Back to top

CAUT Bulletin Archives
1996-2016

October 2005

Ontario’s Research Fund Draws Fire

A new university research chair program unveiled by the government of Ontario is coming under fire from the province’s academic community.

The Ontario Confederation of University Faculty Associations is criticizing the $25 million program designed to fund eight research chairs on public policy issues because professors currently working in the province aren’t eligible for the appointments.

"There is a double irony to this program," said OCUFA president Michael Doucet. "One would expect the Ontario government, which has provided the funding, would want some familiarity and expertise with provincial issues given that these positions were designed to be research policy chairs whose findings and analysis would potentially inform government policy development.

"And it is passing strange that Ontario academics are eligible to hold Canada Research Chairs but are explicitly excluded from holding Ontario research chairs. Why one but not the other?"

The government and the Council of Ontario Universities, which jointly developed the rules of the program, have struggled to defend their decision to bar Ontario academics from applying for the chairs.

"What we didn’t want were Ontario universities raiding each other," council vice-president Jamie Mackay said of the policy. "That doesn’t make the jurisdiction of Ontario any stronger."

Ontario’s minister of training, colleges and universities said there was no intention to disparage the province’s professors.

"I’d put our professors against anybody’s," Chris Bentley said. "At the end of the process we’ll have eight more.

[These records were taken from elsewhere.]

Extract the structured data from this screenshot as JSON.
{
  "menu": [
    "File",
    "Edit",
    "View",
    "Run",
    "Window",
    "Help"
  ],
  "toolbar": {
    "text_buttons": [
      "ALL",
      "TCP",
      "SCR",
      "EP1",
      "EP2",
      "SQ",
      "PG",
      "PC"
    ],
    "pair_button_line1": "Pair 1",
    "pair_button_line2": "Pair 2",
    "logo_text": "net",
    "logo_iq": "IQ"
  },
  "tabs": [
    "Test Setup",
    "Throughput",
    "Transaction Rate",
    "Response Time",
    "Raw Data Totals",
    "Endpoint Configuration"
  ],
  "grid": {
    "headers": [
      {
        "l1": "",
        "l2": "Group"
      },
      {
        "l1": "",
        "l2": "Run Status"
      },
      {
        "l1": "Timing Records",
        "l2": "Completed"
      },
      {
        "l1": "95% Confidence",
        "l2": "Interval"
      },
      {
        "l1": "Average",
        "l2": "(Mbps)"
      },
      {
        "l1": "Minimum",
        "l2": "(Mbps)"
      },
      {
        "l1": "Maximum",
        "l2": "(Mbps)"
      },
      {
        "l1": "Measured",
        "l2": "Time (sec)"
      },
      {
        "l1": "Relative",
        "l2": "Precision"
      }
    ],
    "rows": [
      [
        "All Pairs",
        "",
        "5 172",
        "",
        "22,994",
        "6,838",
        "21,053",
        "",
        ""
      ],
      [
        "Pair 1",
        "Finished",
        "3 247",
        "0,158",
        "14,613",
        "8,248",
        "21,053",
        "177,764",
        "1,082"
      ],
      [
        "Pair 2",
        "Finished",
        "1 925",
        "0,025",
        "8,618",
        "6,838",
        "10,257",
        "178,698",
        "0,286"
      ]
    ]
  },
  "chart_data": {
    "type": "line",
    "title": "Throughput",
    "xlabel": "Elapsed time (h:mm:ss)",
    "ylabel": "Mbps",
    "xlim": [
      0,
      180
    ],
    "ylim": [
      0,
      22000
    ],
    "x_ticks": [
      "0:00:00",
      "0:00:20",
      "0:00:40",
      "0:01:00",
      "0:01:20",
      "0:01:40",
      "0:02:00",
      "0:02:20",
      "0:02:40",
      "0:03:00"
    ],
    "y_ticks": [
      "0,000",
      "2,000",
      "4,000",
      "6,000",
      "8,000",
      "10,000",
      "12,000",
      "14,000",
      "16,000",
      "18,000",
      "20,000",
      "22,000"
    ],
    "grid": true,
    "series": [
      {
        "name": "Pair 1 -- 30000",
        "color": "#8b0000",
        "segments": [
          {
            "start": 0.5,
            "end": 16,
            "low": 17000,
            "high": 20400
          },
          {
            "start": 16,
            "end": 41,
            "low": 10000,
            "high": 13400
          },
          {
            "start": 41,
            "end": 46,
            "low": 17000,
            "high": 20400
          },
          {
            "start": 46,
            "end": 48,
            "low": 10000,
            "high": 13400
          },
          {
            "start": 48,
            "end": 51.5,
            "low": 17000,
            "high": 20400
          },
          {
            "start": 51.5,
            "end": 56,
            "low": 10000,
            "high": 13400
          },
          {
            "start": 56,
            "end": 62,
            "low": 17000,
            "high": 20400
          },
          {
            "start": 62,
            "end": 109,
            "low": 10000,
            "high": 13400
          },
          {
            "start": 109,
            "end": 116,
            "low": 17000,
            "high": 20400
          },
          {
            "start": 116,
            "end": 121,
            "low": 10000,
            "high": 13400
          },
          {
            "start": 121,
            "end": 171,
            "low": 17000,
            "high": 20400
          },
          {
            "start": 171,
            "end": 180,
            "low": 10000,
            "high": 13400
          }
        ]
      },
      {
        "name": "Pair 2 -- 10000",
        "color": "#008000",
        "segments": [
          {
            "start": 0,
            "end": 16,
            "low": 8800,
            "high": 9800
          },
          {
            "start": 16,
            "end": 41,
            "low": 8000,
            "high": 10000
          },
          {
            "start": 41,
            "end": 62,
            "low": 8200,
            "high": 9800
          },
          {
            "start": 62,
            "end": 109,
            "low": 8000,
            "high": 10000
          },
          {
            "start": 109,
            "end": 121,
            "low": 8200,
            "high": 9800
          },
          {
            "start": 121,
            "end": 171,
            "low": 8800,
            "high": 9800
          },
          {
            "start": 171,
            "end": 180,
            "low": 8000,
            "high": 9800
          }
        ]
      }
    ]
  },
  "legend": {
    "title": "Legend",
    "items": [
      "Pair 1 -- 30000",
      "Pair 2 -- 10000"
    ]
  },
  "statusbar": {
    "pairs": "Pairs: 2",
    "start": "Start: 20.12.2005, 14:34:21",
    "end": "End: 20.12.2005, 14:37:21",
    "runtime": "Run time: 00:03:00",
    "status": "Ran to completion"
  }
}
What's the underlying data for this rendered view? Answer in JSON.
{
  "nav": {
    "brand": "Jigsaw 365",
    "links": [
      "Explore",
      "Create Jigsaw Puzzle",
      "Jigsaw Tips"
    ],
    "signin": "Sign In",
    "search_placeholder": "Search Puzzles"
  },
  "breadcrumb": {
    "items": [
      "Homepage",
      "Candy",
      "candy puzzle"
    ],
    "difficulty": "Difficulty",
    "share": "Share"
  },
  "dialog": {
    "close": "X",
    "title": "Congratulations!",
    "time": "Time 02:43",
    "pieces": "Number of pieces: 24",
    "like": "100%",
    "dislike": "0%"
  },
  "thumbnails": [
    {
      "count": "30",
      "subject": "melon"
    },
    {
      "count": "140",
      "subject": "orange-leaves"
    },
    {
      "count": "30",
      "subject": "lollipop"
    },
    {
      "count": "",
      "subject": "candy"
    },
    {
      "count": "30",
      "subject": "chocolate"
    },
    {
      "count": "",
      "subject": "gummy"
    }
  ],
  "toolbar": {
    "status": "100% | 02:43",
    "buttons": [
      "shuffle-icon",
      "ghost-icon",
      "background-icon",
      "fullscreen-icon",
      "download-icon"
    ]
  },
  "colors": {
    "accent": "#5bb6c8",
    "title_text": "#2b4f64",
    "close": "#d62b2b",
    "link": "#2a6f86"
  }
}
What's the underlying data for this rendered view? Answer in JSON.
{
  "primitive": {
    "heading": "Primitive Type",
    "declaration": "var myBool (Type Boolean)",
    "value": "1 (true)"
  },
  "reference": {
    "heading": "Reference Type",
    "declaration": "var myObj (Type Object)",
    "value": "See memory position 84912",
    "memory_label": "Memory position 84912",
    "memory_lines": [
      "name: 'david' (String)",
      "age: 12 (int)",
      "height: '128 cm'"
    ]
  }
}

That’s the key."

But others say the message being sent out is that there are no leading-edge thinkers among the ranks of the province’s faculty.

"They might be thinking they’re attracting the most brilliant academics from around the world, but what they’re saying is that in Ontario we don’t have any brilliant minds," said NDP education critic Rosario Marchese.

Under the program, the government of Ontario will provide $25 million to fund endowments that universities can invest, using the returns to pay the chairs.

Universities have until mid-October to submit applications for the chairs. Candidates, appointed for renewable seven-year terms, are to be approved by Jan. 1, 2007.